А ещё про почитание родителей земных и небесных напомнят и не преминут восславить их, чтобы жизнь счастливой была, чтобы роженица от бремени своего вовремя разрешилась, чтобы у коровы или козы молоко не перегорело; да мало ли о чём волхвы с людьми толковали. На все вопросы у них были разумные ответы.
Волхвы ведь знания свои несли ещё с седых времён. А попы… что попы? «Верьте нам и всё тут. А те, кто поверит, те и спасутся». С приходом христианства знания были подменены верой. Вот так совершился первый подлог в истории нашей цивилизации. А евреи, написавшие Библию, живут почему-то по своим талмудам да торам. Не загадка ли?
Каток христианизации, круша на своём пути укоренённую тысячелетиями старую
ведическую веру, часто вызывал отторжение у людей. Потому и полыхала на Руси уже
двести лет самая настоящая Гражданская война, в которой простой народ в массе своей не принимал новую веру. Семьи по живому раздирались на части, где отцы и деды за старую веру стояли, а их сыновья, чтобы уйти из-под строгой опеки старших, за новую веру ухватились. Раздрай был и между князьями. Киевские князья, уже принявшие христианство, силой навязывали новую веру князьям владимирским, новгородским и прочим, оттого и драчки между ними веками длились. И Русь в замятне этой слабела на глазах. А слабых заклевать всегда охотники найдутся.. На северо-западных границах то шведы-свеи, то крестоносцы ливонские и прочие огнём и мечом пытались свою, католическую веру принести на наши земли. На южные княжества в 1223 году напали неведомые ещё не то татары, не то монголы. У западных княжеств уже давно
«вась-вась» наметился и с Папой римским, и с соседями-католиками, и лишь маленький шажок оставался, чтобы они сами не превратились в заурядные католические королевства.
Правда в 1223 году тартаро-монголы как пришли на Русь, так и ушли, больше напугав народ, чем разорив. С другой стороны после этого скоротечного набега на южных границах спокойнее стало. Половцы, извечные степные разбойники, вдруг стали замиряться с русичами. Более того, родовитые князья русичей и половцев стали женить своих детей между собой, и к приходу новой волны тартаро-монгол половцы стали союзниками русичей.
Бату с помощью своих соглядатаев проведал и об этом. И потому озлобился он на половцев.
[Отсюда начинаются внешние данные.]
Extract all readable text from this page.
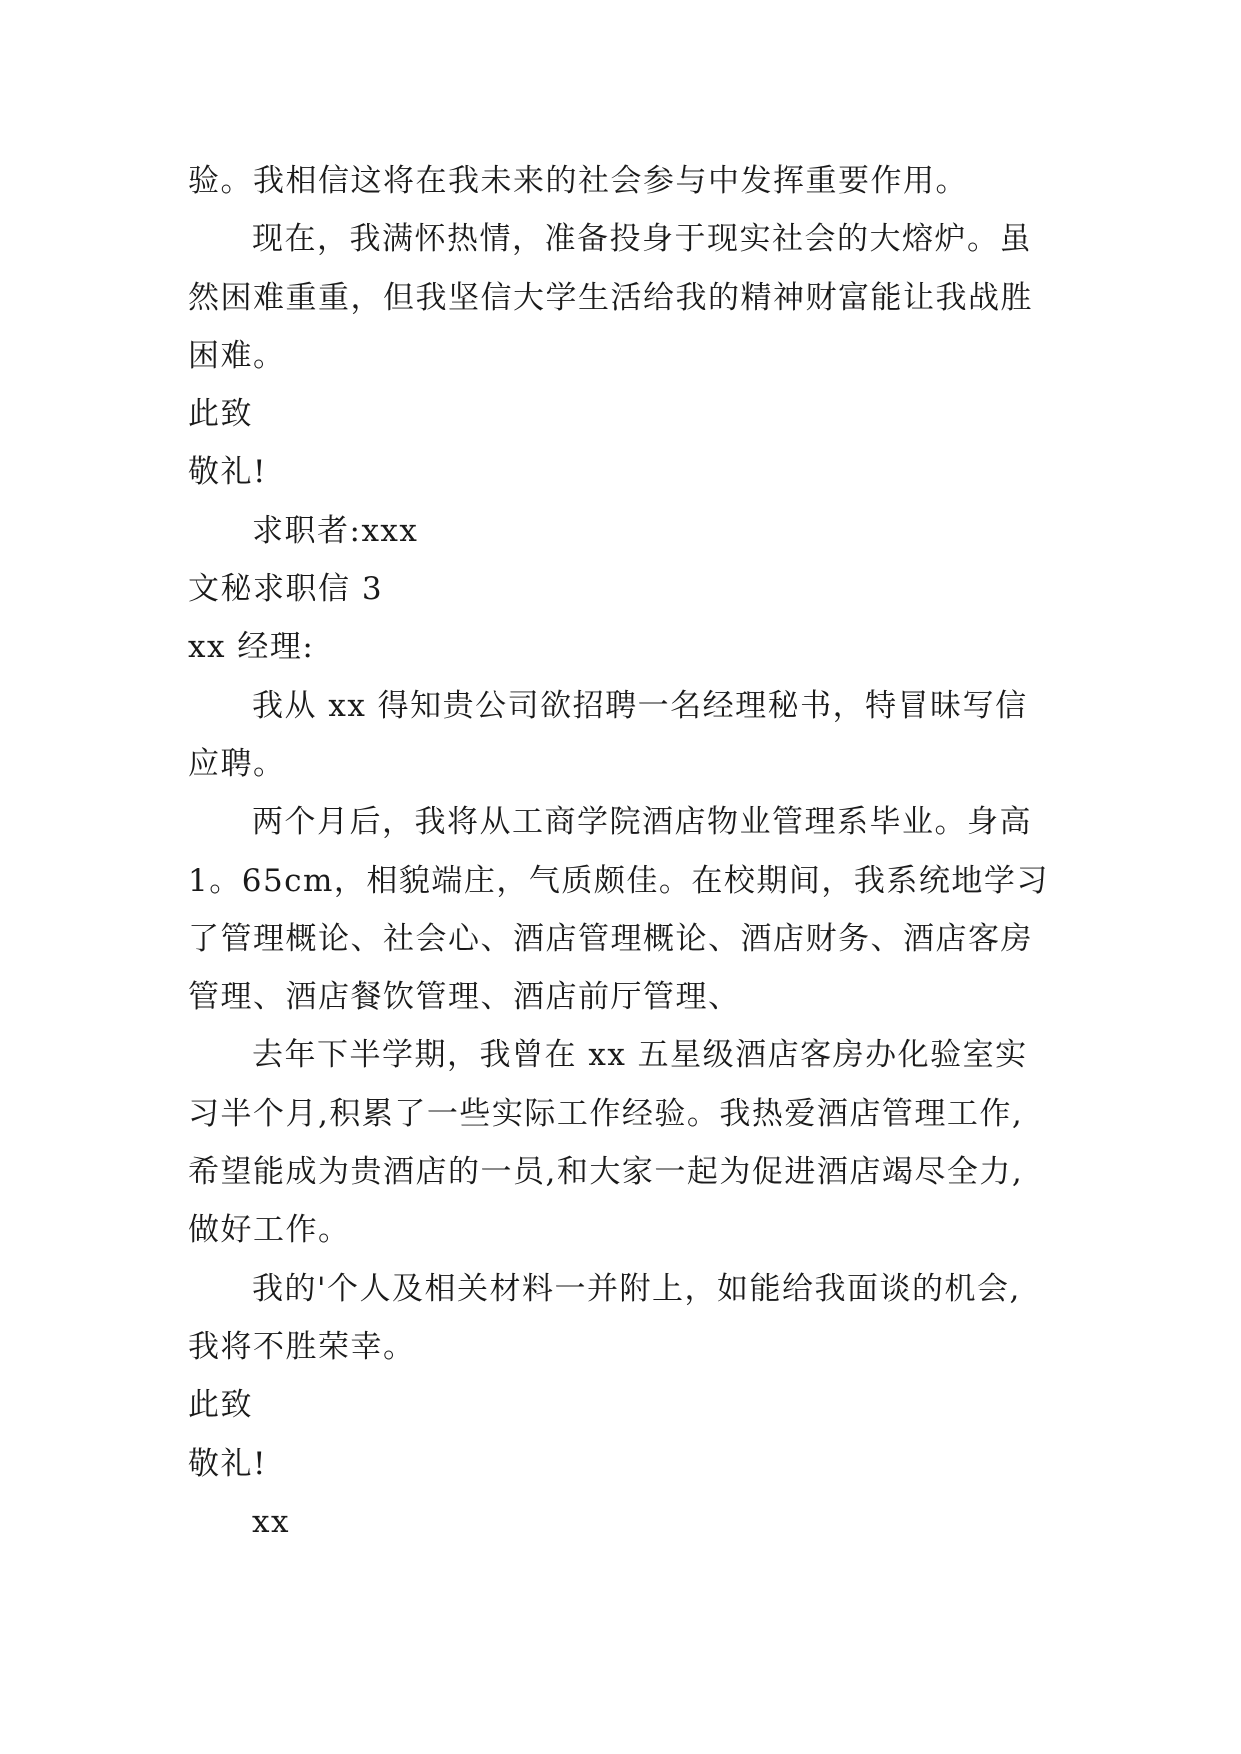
验。我相信这将在我未来的社会参与中发挥重要作用。
现在，我满怀热情，准备投身于现实社会的大熔炉。虽
然困难重重，但我坚信大学生活给我的精神财富能让我战胜
困难。
此致
敬礼!
求职者:xxx
文秘求职信 3
xx 经理:
我从 xx 得知贵公司欲招聘一名经理秘书，特冒昧写信
应聘。
两个月后，我将从工商学院酒店物业管理系毕业。身高
1。65cm，相貌端庄，气质颇佳。在校期间，我系统地学习
了管理概论、社会心、酒店管理概论、酒店财务、酒店客房
管理、酒店餐饮管理、酒店前厅管理、
去年下半学期，我曾在 xx 五星级酒店客房办化验室实
习半个月,积累了一些实际工作经验。我热爱酒店管理工作,
希望能成为贵酒店的一员,和大家一起为促进酒店竭尽全力,
做好工作。
我的'个人及相关材料一并附上，如能给我面谈的机会,
我将不胜荣幸。
此致
敬礼!
xx
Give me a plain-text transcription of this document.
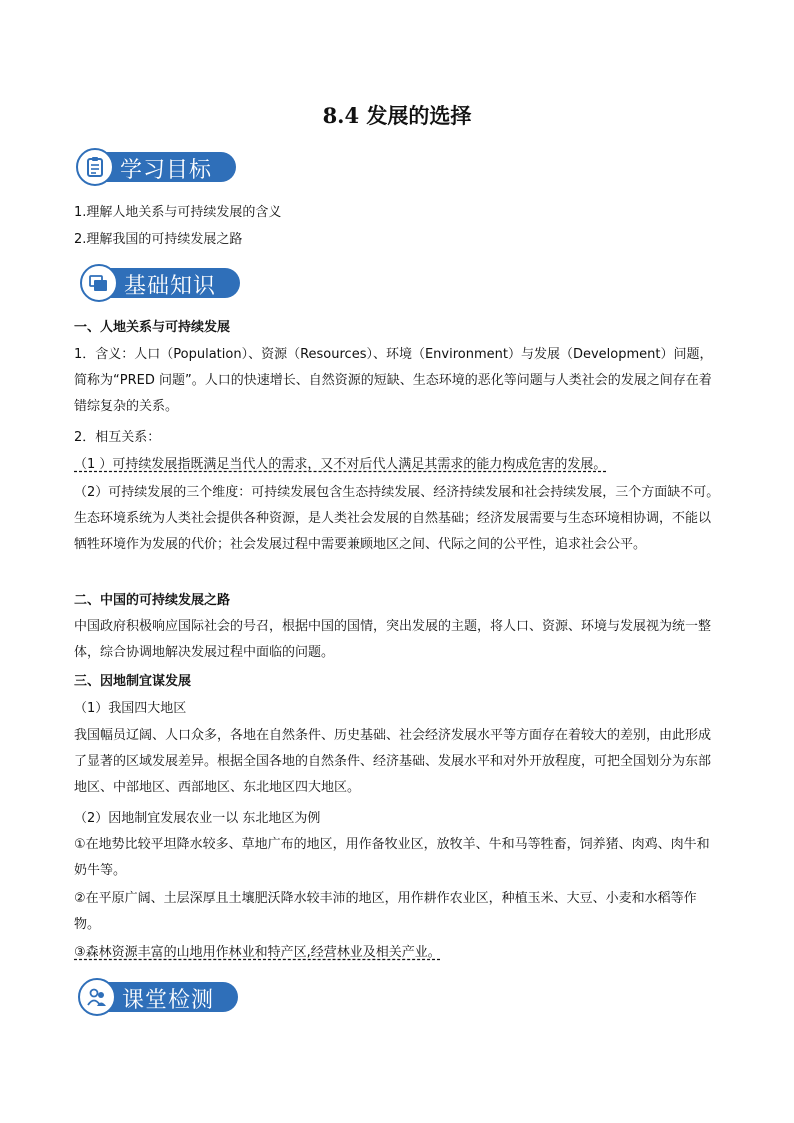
8.4 发展的选择
学习目标

1.理解人地关系与可持续发展的含义

2.理解我国的可持续发展之路

基础知识

一、人地关系与可持续发展

1．含义：人口（Population）、资源（Resources）、环境（Environment）与发展（Development）问题，简称为“PRED 问题”。人口的快速增长、自然资源的短缺、生态环境的恶化等问题与人类社会的发展之间存在着错综复杂的关系。

2．相互关系：

（1 ）可持续发展指既满足当代人的需求，又不对后代人满足其需求的能力构成危害的发展。

（2）可持续发展的三个维度：可持续发展包含生态持续发展、经济持续发展和社会持续发展，三个方面缺不可。生态环境系统为人类社会提供各种资源，是人类社会发展的自然基础；经济发展需要与生态环境相协调，不能以牺牲环境作为发展的代价；社会发展过程中需要兼顾地区之间、代际之间的公平性，追求社会公平。

二、中国的可持续发展之路

中国政府积极响应国际社会的号召，根据中国的国情，突出发展的主题，将人口、资源、环境与发展视为统一整体，综合协调地解决发展过程中面临的问题。

三、因地制宜谋发展

（1）我国四大地区

我国幅员辽阔、人口众多，各地在自然条件、历史基础、社会经济发展水平等方面存在着较大的差别，由此形成了显著的区域发展差异。根据全国各地的自然条件、经济基础、发展水平和对外开放程度，可把全国划分为东部地区、中部地区、西部地区、东北地区四大地区。

（2）因地制宜发展农业一以 东北地区为例

①在地势比较平坦降水较多、草地广布的地区，用作备牧业区，放牧羊、牛和马等牲畜，饲养猪、肉鸡、肉牛和奶牛等。

②在平原广阔、土层深厚且土壤肥沃降水较丰沛的地区，用作耕作农业区，种植玉米、大豆、小麦和水稻等作物。

③森林资源丰富的山地用作林业和特产区,经营林业及相关产业。

课堂检测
Ведь они были всё-таки кочевым, степным народом и должны были, по его мнению, придерживаться Великой Ясы Чингисхана, списки из которой были вручены половецким ханам ещё задолго до начала Западного похода армии Бату, а потому стать на сторону Бату, но этого не произошло. И сыновья Чингисхана объявили половцев своими врагами. Перед вторжением на Русь тартаро-монголы в нескольких битвах нанесли им ряд серьёзных поражений и фактически прижали половецкого князя Котяна с его сильно потрёпанными войсками к самой границе южной Руси.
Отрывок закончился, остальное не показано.